HomeBusinessZB moves to compulsory retrenchments

ZB moves to compulsory retrenchments


ZB Financial Holdings has embarked on a compulsory retrenchment exercise amid reports that workers are reluctant to part with the institution voluntarily.


The financial institution early this year announced plans to retrench 300 workers through a voluntary scheme.

ZB group chief executive Ron Mutandagayi yesterday said the voluntary scheme would end on October 31.

He said a subsequent compulsory retrenchment exercise would be completed by end of November.

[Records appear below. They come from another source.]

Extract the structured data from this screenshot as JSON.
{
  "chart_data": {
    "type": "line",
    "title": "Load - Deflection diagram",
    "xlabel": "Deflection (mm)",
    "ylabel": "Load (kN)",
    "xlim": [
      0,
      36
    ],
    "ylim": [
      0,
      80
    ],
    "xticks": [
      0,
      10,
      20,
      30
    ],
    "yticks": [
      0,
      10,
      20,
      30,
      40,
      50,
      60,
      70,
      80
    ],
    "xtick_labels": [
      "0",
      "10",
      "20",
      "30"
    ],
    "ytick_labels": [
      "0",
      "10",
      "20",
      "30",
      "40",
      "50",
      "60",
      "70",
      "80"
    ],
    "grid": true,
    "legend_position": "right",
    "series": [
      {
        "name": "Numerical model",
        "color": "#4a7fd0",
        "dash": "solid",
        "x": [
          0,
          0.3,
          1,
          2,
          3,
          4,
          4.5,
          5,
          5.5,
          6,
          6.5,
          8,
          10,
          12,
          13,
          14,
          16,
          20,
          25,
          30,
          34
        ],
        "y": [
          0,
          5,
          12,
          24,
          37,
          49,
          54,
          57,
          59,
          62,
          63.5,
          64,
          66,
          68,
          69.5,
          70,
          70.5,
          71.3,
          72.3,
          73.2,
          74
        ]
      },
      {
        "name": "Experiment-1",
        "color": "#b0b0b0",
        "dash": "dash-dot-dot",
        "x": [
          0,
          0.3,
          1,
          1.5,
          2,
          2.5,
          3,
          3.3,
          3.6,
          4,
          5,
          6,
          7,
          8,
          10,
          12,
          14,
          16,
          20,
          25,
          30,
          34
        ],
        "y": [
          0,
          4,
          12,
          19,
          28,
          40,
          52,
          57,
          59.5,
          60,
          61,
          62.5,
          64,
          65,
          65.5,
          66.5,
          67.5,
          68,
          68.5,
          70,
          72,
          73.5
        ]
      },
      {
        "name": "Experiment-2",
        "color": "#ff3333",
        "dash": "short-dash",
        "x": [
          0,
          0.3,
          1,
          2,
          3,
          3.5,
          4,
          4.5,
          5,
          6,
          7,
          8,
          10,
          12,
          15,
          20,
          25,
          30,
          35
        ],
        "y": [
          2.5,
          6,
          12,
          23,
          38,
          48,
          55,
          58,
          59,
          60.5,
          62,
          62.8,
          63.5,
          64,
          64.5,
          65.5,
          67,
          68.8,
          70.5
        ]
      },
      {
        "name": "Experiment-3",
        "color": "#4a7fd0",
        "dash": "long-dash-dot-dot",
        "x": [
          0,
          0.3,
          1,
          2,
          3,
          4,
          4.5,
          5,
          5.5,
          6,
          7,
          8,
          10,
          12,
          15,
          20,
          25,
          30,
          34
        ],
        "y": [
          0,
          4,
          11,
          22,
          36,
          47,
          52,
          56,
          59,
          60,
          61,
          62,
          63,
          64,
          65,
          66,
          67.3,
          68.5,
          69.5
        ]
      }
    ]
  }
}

“This process aims to ensure that business outturn and profitability, together with the current staff resources are aligning, as a result of saving on unnecessary costs which do not justify the current depressed business levels,” he said in a statement.

“Our cost reduction exercises are not limited to staff rationalisation alone. We are working on many initiatives that include accommodation rationalisation, use of technology to increase efficiencies and going paperless in most of our operations. With all these interventions, we aim to achieve a cost-to-income ratio of 50% by 2016.”

Mutandagayi said their focus for the future was to create value for their stakeholders and to grow the business.

“Technology will continue to play a key role in our future strategy as we seek to be a technologically innovative organisation,” he said.

“We will continue to evaluate our business to ensure we remain relevant to our customers and to find new opportunities for future growth.”

ZB’s income for the period under review was $20,5 million down from $22 million in the same period last year, reflecting an 8% decline.

Profit after tax fell to $529 057 from $1, 3 million recorded in June last year, a plunge of 139%.